Goldstein’s friendly relations with Christie smacked into a stonewall last February when the Republican governor told legislators not to waste their time on a marriage equality bill that he would veto. He instead urged advocates to try to enact gay marriage through a referendum, saying, “I think people would have been happy to have a referendum on civil rights rather than fighting and dying in the streets in the South.” Cory Booker, the African-American mayor of Newark and an ally of GSE, shot back, “I shudder to think what would have happened if the civil rights gains, heroically established by courageous lawmakers in the 1960s, were instead conveniently left up to popular votes in our 50 states.” Civil rights veterans from around the nation joined Booker in stinging criticism of Christie.

Even as GSE presses the effort to win enough votes for an override of Christie –– and Stevenson talks of victory this year –– Lambda is back in state court making both New Jersey and federal constitutional claims that the civil union statute violates the rights of same-sex couples.

In a message to the group’s nearly 125,000 members, released the evening of January 2, Goldstein pledged to remain visible in its fight for equality, saying he would accept the title of founder and honorary chair.

As associate chancellor for external affairs at Rutgers-Newark, he will be responsible for the university’s government relations and communications.

In a press release issued by the school, its interim chancellor, Dr.
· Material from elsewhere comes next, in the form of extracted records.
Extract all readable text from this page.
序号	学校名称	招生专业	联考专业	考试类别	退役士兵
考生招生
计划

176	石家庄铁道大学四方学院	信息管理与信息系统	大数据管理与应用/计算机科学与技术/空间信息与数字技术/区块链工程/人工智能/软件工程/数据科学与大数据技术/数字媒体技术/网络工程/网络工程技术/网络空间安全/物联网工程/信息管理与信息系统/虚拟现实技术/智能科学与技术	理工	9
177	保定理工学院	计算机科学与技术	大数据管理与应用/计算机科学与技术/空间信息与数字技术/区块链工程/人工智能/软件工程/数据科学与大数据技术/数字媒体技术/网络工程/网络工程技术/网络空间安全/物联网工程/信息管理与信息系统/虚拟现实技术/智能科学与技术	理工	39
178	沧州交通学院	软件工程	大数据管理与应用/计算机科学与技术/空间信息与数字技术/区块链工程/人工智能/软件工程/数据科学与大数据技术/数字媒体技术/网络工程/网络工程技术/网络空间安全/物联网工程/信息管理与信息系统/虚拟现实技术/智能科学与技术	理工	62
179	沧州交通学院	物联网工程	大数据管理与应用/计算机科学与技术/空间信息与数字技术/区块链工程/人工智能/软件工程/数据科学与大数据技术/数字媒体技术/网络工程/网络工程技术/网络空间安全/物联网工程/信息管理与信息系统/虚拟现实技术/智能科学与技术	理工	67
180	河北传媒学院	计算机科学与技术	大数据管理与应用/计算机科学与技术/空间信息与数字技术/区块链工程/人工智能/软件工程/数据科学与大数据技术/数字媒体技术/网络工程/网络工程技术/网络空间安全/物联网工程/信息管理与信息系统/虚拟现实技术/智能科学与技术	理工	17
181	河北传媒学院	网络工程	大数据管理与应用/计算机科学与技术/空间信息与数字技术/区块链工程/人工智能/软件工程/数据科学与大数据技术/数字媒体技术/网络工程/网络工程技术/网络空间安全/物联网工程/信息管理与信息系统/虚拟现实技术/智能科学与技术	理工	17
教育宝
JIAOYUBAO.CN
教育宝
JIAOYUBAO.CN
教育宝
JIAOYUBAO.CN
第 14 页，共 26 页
Philip L. Yeagle, said, “Steven has long been among New Jersey’s most compelling voices and steadfast leaders for the public interest. His political savvy and legendary tenacity have made him known in Trenton and across the state for making big things happen.”

Booker said, “Steven Goldstein is an inspired choice to be an associate chancellor at Rutgers-Newark. He is a transformational leader who has shaped one of the most powerful civil rights movements of our time, producing some of the most important civil rights laws of our time.”

A graduate of Brandeis University, with advanced degrees in government, journalism, and law from Harvard and Columbia, Goldstein formerly worked on the staff of the US House Judiciary Committee, as communications director for New Jersey Senator Frank Lautenberg, and as a television news producer.